Во многих случаях большевизация начиналась и с «деловых» отношений с новым режимом, что уже весной 1918 г. допускалось даже Всероссийским учительским Союзом – наиболее непримиримо настроенной к большевикам интеллигентской организацией[908]. И здесь мы также видим использование «промежуточного» языка, уже знакомого нам по декларациям В. Мейерхольда, – может быть, и не всегда «цветистого», но включающего те же блоки интеллигентской лексики. Характерный пример – резолюция младших преподавателей Политехнического института, принятая в январе 1918 г.: «Принимая во внимание, что деятельность ученых и учено-учебных учреждений, каким является Политехнический институт, имеет своей целью сохранение и создание ценностей абсолютных, мировое и государственное значение которых не связано с господством тех или иных политических партий, что существование института как учреждения государственного немыслимо вне связи с органами существующей власти… войти в сношение с Советом народных комиссаров при условии действительных гарантий возможности выполнять… работу»[909]. Допуская «деловые» отношения, интеллигент, вовлекаясь в новый порядок, становился его частицей, воспринимал его логику, язык, ритуалы, приспосабливался «внешне» – и это неизбежно ломало устои внутренние, смешивало его с ранее чуждой ему средой.

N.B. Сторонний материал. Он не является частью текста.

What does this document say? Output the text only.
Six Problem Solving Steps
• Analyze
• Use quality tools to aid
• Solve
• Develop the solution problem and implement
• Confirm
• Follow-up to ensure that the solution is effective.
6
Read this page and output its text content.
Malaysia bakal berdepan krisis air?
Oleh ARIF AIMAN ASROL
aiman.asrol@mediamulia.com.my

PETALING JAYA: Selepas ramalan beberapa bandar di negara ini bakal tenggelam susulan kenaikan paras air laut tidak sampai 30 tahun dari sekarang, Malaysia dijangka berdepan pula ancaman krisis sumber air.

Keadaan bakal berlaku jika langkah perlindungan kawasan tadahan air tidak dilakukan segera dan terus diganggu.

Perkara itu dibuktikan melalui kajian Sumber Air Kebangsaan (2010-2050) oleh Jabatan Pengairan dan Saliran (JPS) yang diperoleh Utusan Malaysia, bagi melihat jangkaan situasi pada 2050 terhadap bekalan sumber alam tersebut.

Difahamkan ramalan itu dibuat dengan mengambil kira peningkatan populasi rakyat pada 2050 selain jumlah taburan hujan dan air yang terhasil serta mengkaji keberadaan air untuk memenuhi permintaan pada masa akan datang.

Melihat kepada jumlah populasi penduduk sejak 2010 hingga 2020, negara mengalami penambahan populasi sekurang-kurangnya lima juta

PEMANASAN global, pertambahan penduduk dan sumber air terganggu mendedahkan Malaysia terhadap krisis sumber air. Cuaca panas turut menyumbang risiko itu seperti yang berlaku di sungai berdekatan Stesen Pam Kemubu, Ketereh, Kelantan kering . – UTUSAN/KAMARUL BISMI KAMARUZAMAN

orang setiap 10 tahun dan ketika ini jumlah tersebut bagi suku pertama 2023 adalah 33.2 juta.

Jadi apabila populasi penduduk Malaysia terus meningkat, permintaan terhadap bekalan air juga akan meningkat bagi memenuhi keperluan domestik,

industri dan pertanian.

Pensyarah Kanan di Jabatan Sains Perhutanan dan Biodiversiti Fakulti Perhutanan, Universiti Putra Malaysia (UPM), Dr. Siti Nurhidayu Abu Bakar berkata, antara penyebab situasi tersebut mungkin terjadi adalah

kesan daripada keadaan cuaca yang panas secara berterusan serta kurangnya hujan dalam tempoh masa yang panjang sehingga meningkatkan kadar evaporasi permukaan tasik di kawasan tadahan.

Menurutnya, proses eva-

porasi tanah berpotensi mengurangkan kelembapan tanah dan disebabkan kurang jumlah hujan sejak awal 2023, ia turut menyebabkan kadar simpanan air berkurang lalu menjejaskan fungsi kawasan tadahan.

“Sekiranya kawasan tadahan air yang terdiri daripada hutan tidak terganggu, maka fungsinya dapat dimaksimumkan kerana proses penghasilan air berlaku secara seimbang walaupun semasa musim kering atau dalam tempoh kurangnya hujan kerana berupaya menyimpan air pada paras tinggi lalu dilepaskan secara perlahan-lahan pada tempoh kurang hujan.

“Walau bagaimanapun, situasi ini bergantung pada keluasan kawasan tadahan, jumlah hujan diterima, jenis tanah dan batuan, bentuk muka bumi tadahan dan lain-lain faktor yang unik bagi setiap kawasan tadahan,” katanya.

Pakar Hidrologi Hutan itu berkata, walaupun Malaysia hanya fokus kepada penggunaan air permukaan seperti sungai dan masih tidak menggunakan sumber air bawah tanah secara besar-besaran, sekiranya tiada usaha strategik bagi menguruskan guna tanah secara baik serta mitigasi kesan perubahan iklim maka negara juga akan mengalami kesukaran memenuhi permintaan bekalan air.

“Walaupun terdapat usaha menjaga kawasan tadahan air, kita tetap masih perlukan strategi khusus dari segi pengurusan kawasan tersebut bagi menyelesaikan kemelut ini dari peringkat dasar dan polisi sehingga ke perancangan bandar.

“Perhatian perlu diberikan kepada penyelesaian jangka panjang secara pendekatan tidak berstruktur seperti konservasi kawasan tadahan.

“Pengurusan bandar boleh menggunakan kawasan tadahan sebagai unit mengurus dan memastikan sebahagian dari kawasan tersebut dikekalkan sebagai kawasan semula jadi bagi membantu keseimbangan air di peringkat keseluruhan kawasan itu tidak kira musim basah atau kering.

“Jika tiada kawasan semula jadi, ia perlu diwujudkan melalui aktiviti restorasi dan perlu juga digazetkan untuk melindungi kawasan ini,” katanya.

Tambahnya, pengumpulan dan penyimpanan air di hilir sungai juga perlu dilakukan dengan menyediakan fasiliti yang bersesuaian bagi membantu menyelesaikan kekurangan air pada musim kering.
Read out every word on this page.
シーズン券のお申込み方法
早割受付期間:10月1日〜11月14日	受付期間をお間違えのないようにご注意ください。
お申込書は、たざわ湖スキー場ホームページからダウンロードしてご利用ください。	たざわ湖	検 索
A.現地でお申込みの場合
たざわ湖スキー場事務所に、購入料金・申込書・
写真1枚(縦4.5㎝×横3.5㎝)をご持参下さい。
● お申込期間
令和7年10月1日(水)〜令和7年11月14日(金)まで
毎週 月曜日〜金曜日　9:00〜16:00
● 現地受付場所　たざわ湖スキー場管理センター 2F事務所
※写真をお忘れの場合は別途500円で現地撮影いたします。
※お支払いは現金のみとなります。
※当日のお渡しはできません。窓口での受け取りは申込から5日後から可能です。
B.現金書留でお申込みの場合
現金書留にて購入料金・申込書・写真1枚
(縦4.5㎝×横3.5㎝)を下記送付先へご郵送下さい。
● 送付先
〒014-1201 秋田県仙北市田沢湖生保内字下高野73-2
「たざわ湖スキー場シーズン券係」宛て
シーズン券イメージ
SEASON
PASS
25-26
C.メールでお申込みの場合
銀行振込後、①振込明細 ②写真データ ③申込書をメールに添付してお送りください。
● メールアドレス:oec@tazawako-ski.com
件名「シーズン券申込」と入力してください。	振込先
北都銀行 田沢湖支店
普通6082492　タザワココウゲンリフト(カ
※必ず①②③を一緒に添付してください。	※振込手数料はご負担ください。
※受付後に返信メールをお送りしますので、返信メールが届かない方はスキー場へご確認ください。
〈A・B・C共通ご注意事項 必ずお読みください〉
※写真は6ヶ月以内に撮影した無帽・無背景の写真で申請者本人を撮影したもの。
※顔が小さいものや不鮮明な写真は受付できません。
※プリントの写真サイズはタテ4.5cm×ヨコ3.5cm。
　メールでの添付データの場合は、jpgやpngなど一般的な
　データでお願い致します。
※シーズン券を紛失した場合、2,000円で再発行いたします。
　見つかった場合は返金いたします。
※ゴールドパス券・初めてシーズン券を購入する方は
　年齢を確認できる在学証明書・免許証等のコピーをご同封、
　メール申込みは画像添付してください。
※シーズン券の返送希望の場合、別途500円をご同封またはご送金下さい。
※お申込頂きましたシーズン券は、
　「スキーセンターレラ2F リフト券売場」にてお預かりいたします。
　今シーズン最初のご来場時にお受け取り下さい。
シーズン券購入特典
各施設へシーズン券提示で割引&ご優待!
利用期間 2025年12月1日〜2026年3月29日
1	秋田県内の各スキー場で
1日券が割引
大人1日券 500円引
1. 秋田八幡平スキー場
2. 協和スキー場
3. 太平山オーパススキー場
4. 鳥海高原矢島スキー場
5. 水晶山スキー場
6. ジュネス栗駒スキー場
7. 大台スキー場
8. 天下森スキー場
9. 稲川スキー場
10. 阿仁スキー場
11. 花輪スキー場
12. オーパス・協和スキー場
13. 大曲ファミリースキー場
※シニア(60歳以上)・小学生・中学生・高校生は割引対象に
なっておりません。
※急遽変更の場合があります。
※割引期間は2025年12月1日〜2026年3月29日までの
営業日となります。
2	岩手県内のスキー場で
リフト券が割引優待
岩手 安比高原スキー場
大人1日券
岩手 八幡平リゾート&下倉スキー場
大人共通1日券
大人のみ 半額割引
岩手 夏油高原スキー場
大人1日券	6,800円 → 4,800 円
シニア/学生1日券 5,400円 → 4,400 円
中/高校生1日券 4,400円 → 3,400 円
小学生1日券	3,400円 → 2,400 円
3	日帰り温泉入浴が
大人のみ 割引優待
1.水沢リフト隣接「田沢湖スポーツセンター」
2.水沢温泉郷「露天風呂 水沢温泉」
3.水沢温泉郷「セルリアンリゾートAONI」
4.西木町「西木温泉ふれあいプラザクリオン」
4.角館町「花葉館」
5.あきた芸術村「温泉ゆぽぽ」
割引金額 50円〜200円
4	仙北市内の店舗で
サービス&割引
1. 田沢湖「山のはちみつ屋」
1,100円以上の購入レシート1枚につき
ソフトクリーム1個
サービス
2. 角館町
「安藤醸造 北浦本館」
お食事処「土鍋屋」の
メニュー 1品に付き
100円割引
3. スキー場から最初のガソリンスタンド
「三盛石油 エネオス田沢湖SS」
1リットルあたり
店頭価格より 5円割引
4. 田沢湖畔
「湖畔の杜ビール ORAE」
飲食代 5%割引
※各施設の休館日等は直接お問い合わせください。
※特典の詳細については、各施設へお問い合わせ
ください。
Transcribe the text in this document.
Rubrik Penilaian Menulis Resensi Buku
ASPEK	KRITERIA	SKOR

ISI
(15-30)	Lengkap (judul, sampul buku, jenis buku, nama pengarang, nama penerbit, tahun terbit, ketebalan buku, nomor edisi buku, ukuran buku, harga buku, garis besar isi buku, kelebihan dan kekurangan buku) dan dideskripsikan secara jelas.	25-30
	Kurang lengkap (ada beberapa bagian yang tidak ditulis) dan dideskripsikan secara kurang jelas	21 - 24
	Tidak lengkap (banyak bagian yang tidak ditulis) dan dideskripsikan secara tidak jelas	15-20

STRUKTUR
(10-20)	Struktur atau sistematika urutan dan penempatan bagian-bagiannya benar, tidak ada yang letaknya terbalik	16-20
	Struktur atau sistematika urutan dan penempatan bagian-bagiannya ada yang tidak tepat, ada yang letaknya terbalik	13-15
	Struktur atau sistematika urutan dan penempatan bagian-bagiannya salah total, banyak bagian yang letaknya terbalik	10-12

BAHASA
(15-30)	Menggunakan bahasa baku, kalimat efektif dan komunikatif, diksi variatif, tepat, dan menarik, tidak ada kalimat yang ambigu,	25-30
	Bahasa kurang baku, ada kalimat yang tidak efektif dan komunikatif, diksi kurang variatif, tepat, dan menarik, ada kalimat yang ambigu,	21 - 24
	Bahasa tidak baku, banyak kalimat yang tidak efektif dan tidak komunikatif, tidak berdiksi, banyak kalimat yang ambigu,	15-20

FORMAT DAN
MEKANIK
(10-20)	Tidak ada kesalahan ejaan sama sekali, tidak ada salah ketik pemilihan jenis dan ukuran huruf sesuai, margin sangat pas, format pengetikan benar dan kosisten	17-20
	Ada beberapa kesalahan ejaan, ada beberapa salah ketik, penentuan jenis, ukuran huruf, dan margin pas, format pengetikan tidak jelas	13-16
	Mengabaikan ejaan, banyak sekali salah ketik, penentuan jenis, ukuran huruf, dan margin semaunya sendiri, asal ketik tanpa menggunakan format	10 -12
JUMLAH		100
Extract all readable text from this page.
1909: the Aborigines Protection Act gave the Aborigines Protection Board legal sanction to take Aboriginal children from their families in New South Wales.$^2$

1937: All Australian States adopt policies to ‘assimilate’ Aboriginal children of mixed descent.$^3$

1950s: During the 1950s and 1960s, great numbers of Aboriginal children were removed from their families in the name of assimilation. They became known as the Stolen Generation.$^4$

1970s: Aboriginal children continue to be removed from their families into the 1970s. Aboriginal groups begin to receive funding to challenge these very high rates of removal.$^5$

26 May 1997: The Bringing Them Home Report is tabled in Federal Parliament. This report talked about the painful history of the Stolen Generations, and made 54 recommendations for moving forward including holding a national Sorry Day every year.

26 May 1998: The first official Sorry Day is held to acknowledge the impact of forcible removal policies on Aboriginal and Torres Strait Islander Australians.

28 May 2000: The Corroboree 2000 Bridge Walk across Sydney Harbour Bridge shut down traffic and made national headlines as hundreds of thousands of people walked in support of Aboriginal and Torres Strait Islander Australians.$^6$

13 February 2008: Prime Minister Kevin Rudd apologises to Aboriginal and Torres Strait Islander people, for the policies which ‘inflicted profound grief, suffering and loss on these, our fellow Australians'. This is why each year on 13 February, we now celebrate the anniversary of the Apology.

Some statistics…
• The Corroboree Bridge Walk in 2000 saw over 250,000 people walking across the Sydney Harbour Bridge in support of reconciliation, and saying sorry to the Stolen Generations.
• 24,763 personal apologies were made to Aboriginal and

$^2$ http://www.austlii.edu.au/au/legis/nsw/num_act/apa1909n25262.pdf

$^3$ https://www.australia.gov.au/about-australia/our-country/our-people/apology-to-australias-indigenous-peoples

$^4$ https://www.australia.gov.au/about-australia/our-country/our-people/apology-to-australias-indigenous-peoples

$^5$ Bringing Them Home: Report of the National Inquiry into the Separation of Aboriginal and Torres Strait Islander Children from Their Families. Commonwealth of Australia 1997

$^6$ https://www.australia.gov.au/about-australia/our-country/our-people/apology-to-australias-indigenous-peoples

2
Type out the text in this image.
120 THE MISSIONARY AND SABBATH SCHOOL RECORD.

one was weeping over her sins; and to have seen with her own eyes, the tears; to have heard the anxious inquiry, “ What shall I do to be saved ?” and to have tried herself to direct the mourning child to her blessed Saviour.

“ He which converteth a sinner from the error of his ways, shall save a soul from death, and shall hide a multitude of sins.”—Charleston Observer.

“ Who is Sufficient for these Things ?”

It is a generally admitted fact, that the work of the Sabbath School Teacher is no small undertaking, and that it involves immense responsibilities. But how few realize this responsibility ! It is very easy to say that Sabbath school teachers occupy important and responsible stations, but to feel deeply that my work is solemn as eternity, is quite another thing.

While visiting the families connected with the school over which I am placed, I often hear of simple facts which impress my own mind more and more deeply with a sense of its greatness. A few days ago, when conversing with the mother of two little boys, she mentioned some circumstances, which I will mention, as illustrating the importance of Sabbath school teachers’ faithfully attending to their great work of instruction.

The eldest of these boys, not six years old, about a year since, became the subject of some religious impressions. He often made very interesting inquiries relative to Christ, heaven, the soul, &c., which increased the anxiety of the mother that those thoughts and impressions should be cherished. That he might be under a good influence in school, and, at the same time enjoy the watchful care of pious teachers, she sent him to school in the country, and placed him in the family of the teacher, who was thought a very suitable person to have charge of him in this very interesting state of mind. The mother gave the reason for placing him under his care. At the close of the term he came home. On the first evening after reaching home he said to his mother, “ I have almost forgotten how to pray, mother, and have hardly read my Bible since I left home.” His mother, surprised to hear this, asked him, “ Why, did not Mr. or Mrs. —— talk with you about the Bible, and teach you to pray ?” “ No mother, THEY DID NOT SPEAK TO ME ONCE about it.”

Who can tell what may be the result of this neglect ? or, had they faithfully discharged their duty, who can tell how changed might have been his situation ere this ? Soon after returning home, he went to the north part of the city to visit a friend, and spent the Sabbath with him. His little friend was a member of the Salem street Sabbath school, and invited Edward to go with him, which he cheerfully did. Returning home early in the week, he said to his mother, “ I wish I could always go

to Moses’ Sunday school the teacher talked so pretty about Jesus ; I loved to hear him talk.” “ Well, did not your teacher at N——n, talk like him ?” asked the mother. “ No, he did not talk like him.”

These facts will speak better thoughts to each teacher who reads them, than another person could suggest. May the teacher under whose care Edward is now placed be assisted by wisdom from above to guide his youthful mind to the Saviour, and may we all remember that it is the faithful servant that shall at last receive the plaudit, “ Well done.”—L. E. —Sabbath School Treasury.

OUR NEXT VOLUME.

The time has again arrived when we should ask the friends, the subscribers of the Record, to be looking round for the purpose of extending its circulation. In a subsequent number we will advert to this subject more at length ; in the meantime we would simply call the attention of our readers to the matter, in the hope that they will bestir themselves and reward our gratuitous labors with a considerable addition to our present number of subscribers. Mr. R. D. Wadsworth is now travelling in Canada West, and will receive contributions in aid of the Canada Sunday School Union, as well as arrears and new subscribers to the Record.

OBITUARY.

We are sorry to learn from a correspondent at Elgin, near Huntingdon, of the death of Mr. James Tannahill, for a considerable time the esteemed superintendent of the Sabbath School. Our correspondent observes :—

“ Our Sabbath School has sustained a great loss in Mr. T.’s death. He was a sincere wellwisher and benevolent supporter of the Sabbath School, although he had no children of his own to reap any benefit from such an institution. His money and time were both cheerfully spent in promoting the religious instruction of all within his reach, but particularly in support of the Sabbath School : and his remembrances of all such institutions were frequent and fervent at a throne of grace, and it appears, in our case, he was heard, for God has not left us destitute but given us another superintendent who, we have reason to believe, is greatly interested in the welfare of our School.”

Приближение интеллигента к революции не было быстрым и последовательным. Ему ежедневно приходилось преодолевать и внутреннюю предубежденность, нарушать профессиональные традиции, идти на несовместимые с его взглядами компромиссы. Главное, что он мог противопоставить большевизму, – это свой политический нейтрализм и отражающее его стремление к групповой автономии. Беспартийность вполне соответствовала известному анархическому оттенку традиционных интеллигентских воззрений. Партийное служение рассматривалось в них как духовное стеснение. И примечательно, что первые выступления готовых к сотрудничеству с властями учителей против ВУСа в конце 1917 г. как раз и обосновывались полным политическим нейтралитетом школы, которая, по их мнению, «не должна быть ни при каких условиях обращена в орудие политической борьбы»[910]. Но политическая нейтральность – это уже не борьба, это пассивное сопротивление, которое иногда неожиданно оказывалось и формой «приобщения» интеллигента к революции, притупляя аллергию к новому режиму. Это, во всяком случае, – необходимое условие пресловутой «большевизации».
Ранее уже говорилось о «культурном» отторжении от властей как основе политической оппозиционности. В воспоминаниях Ф. Шаляпина, прожившего в Петрограде все послереволюционные годы, эта культурная неприязнь видна наиболее отчетливо в ее различных проявлениях и сочетаниях. Мы встречаем ее едва ли не на каждой странице очерка «Под большевиками» – одной из глав его мемуарной книги. Вот как он описывает приобщение народных масс к театру в это время – явление, восторгавшее многих провозвестников «театральных зорь»: «Правда то, что народ в театр не шел и не бежал по собственной охоте, а был подталкиваем либо партийными, либо военными ячейками. Шел он в театр „по наряду“. То в театр нарядят такую-то фабрику, то погонят такие-то роты»[911]. Вот к нему собираются на застолье «облепившие театр, как мухи» какие-то местные чиновники, и он с брезгливостью подмечает, что среди них «преобладали люди малокультурные, глубоко по духу мне чуждые, часто просто противные»[912]. Трудно сказать, насколько точны были излагаемые им диалоги, но их художественная окраска несомненно передает тот дух культурной неприязни, которую у него вызывали оказавшиеся у власти, как он их назвал однажды, «бывшие парикмахеры». Без комментариев следует оставить воспроизведенный знаменитым певцом монолог в его столовой одного из чиновников, без меры употребившего перед тем картофельную водку: «Вот вы, актеришки, вот вы, что вы для пролетариата сделали что-нибудь али не сделали, а ты вот выдумай что-нибудь для пролетариата и представь, ты же актеришка, ты и выдумывать должен»[913]. «Тошно стало», – вспоминал об этом случае Шаляпин.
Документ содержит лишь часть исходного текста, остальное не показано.